Lawmakers in the U.K. have delayed enacting the so-called “spy clause” within its Online Safety Bill that would require companies to scan encrypted messages for harmful content, something that privacy advocates and many major tech companies have said is both technically infeasible and a massive violation of user privacy.
Lawmakers reached the same conclusion on Wednesday.
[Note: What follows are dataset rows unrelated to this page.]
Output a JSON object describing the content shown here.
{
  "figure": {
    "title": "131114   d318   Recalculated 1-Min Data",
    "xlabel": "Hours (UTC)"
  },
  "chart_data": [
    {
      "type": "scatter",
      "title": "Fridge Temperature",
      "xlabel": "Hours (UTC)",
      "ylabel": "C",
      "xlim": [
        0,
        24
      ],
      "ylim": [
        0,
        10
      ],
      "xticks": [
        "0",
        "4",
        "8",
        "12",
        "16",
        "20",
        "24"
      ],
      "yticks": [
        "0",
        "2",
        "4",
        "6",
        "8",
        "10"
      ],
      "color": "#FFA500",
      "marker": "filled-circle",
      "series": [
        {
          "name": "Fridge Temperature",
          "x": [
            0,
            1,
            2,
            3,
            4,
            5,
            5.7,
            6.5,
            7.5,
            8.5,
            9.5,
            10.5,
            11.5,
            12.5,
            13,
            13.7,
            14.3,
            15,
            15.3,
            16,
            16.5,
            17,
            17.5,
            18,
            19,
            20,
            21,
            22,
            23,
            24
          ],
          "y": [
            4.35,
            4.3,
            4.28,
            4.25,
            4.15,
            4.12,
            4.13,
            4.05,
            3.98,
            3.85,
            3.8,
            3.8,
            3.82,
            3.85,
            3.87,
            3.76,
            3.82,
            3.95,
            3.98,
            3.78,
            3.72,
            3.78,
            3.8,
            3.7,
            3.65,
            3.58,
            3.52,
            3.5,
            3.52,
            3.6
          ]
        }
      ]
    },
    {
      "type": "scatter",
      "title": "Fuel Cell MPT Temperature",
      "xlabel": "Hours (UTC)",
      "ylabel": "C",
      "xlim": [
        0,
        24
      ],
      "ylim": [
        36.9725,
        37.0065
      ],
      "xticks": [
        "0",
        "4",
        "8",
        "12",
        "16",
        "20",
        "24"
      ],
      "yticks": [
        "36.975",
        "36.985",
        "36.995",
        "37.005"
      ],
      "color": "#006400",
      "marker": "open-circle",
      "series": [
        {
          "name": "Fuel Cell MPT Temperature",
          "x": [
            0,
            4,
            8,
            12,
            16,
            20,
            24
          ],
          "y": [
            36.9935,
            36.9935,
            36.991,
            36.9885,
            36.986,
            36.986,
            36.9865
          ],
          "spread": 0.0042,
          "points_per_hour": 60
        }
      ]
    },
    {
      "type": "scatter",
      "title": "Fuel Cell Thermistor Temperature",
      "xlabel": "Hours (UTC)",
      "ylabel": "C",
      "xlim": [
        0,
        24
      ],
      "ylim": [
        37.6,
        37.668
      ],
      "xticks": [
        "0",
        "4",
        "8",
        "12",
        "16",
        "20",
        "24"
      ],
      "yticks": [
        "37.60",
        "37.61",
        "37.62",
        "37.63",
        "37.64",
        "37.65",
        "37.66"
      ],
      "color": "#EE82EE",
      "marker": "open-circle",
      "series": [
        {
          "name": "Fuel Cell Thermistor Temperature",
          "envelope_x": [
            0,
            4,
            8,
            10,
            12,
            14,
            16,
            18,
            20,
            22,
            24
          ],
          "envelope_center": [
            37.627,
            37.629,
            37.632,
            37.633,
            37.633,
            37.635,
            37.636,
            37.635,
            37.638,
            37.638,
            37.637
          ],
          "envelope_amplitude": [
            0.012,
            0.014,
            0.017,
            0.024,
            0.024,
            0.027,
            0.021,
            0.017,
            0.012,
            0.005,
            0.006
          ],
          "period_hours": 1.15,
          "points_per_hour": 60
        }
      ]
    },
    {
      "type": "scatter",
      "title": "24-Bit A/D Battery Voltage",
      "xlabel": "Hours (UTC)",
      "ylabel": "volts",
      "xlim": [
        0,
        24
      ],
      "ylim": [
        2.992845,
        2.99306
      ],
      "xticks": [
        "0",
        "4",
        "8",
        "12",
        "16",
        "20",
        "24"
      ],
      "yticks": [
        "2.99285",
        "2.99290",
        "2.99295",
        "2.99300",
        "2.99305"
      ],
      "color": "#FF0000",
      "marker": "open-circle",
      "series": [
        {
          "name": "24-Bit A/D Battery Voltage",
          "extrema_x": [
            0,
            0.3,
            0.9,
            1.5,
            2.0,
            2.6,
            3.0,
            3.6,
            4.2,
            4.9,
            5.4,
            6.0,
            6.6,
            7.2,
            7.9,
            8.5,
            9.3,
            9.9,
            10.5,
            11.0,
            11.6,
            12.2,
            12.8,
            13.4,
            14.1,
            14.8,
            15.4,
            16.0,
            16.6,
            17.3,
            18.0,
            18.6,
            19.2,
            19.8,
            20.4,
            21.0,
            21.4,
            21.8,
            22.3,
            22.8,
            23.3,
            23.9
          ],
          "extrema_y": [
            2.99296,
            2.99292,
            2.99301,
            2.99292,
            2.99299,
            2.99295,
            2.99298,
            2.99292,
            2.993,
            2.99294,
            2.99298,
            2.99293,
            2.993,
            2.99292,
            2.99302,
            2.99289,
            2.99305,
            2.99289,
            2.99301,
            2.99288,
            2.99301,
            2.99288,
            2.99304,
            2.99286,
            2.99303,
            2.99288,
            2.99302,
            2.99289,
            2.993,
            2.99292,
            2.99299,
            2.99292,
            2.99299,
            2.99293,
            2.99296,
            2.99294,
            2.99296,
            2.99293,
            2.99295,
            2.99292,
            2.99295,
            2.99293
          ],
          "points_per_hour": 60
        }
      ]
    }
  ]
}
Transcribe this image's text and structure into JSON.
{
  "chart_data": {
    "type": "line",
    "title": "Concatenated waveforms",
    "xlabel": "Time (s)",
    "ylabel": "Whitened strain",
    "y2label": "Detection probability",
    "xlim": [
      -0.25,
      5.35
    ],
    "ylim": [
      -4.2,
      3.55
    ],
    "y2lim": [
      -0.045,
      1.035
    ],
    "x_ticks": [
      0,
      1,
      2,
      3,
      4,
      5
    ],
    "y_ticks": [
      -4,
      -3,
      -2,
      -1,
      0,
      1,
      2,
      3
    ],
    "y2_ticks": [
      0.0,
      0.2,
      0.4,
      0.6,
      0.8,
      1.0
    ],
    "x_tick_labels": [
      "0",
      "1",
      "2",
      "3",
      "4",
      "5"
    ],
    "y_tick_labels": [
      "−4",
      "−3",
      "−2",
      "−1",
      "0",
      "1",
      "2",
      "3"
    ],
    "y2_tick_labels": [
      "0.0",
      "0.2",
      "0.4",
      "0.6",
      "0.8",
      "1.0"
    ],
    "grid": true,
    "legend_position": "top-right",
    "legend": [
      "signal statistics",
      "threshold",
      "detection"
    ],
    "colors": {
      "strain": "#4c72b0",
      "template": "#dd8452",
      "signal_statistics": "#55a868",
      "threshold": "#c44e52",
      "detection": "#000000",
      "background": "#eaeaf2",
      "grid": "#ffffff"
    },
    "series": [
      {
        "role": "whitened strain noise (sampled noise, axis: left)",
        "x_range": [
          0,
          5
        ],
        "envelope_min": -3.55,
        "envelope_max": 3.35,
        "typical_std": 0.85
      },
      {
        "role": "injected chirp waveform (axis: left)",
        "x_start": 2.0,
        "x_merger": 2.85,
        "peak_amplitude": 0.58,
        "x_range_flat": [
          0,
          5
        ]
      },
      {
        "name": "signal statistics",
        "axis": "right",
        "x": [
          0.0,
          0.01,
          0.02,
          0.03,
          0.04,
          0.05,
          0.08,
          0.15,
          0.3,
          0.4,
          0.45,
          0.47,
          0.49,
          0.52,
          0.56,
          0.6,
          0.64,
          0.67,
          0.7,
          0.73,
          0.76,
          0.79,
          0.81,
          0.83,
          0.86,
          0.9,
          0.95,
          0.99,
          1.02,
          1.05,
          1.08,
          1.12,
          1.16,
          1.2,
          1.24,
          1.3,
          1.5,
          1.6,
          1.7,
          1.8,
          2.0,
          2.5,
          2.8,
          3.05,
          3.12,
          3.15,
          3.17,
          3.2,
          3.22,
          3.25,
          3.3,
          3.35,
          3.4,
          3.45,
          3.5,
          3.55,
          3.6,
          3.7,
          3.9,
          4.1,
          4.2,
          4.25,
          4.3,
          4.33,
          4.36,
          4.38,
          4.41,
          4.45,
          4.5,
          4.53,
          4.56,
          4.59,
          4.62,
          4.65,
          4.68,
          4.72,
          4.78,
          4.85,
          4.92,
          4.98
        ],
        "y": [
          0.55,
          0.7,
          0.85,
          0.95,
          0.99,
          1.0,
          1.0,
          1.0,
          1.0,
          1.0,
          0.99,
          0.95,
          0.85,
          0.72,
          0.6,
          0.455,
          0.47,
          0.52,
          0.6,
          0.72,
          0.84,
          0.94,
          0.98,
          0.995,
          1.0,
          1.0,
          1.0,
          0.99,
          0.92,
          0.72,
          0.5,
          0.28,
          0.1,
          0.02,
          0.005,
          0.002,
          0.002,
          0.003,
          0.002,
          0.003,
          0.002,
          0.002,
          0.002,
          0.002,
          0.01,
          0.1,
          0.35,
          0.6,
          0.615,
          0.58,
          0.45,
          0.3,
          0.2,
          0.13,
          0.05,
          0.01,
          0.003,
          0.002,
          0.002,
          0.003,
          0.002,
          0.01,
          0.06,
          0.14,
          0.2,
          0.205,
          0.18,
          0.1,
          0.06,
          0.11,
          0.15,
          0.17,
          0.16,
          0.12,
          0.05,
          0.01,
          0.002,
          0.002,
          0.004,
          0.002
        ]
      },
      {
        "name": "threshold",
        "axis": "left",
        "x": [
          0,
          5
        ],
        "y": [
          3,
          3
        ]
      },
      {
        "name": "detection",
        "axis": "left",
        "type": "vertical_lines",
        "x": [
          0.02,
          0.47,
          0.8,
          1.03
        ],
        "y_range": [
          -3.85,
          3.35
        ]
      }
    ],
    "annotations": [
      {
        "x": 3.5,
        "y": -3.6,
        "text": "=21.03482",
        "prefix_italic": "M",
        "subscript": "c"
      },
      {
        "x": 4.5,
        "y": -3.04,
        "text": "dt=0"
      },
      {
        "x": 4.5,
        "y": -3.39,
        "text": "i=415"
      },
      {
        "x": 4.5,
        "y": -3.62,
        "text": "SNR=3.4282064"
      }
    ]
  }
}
A statement to the House of Lords clarified that the U.K.’s top communications regulator would require tech companies only to scan their networks once it was “technically feasible,” the Financial Times first reported.
Amendments to the bill clarified that the Office of Communications, the top U.K. communications regulator, cannot use the power to require companies to give access to their systems, addressing concerns raised by tech companies that doing so would force them to violate user privacy.
“There is, let me be clear, no intention by the government to weaken the encryption technology used by platforms and we’ve built in strong safeguards into the bill to ensure user’s privacy is protected,” Lord Stephen Parkinson, the junior arts and heritage minister, said at the meeting to discuss the bill.
A coalition including Meta and Signal expressed strong opposition to the original bill, saying in a joint statement it “could break end-to-end encryption, opening the door to routine, general and indiscriminate surveillance of personal messages of friends, family members, employees, executives, journalists, human rights activists and even politicians themselves, which would fundamentally undermine everyone’s ability to communicate securely.”
WhatsApp, Signal and Apple all said they would pull services rather than weaken encryption in the U.K. Other companies such as Proton said they would continue to offer services in defiance of the bill.
Experts also raised concerns that passage of the bill could set a precedent for governments in other countries, including the U.S., to embrace encryption-breaking technology. That momentum is now “blocked,” Paige Collings, senior speech and privacy activist at the Electronic Frontier Foundation, told CyberScoop.
Human rights groups and tech companies say it’s a win to see the U.K. government acknowledge the technology to only scan harmful content isn’t feasible, especially days after the government seemed staid in its position meeting with privacy activists and tech companies just a few days okay.
However, they warn that it still leaves the door open for the U.K. to pursue encryption-breaking technologies in the future. Governments outside of the U.K. have also pushed for so-called “client-side scanning,” which scans a user’s device content against questionable thinking.
“To see the government now recognize this technology is not possible without breaking such an important thing like encryption and privacy rights, I think that’s a really great step forward,” said Collings. “But of course, the fight is not over. The very fabric of this bill has not changed.”
“Is it everything we want or need? No,” Signal CEO Meredith Whittaker posted on X, the platform formerly known as Twitter. “But it’s vital clarity and I’m hopeful that it opens the door for changes to the text of the bill in the final stages.”
Experts including Whitaker have called technology such as client-side scanning “magical thinking” and technically impossible to do without harming privacy.
Moreover, privacy groups say the amendments don’t fully resolve all their complaints with the intricate and extensive bill. For instance, the Online Safety Bill has also attracted criticism for its age verification requirements, which would require any website that contains content accessed by young people to verify the age of visitors using controversial methods such as submitting a government ID. Such requirements invade the privacy of users, risk collecting sensitive user data, and could lead to companies having to censor content on their websites, the EFF’s Collings said.
It seems unlikely that the age verification aspects of the bill will be amended before the final vote on the bill in the coming weeks. Privacy activists will then have to turn their attention to the operational guidelines the UK communications regulator offers, Collings said.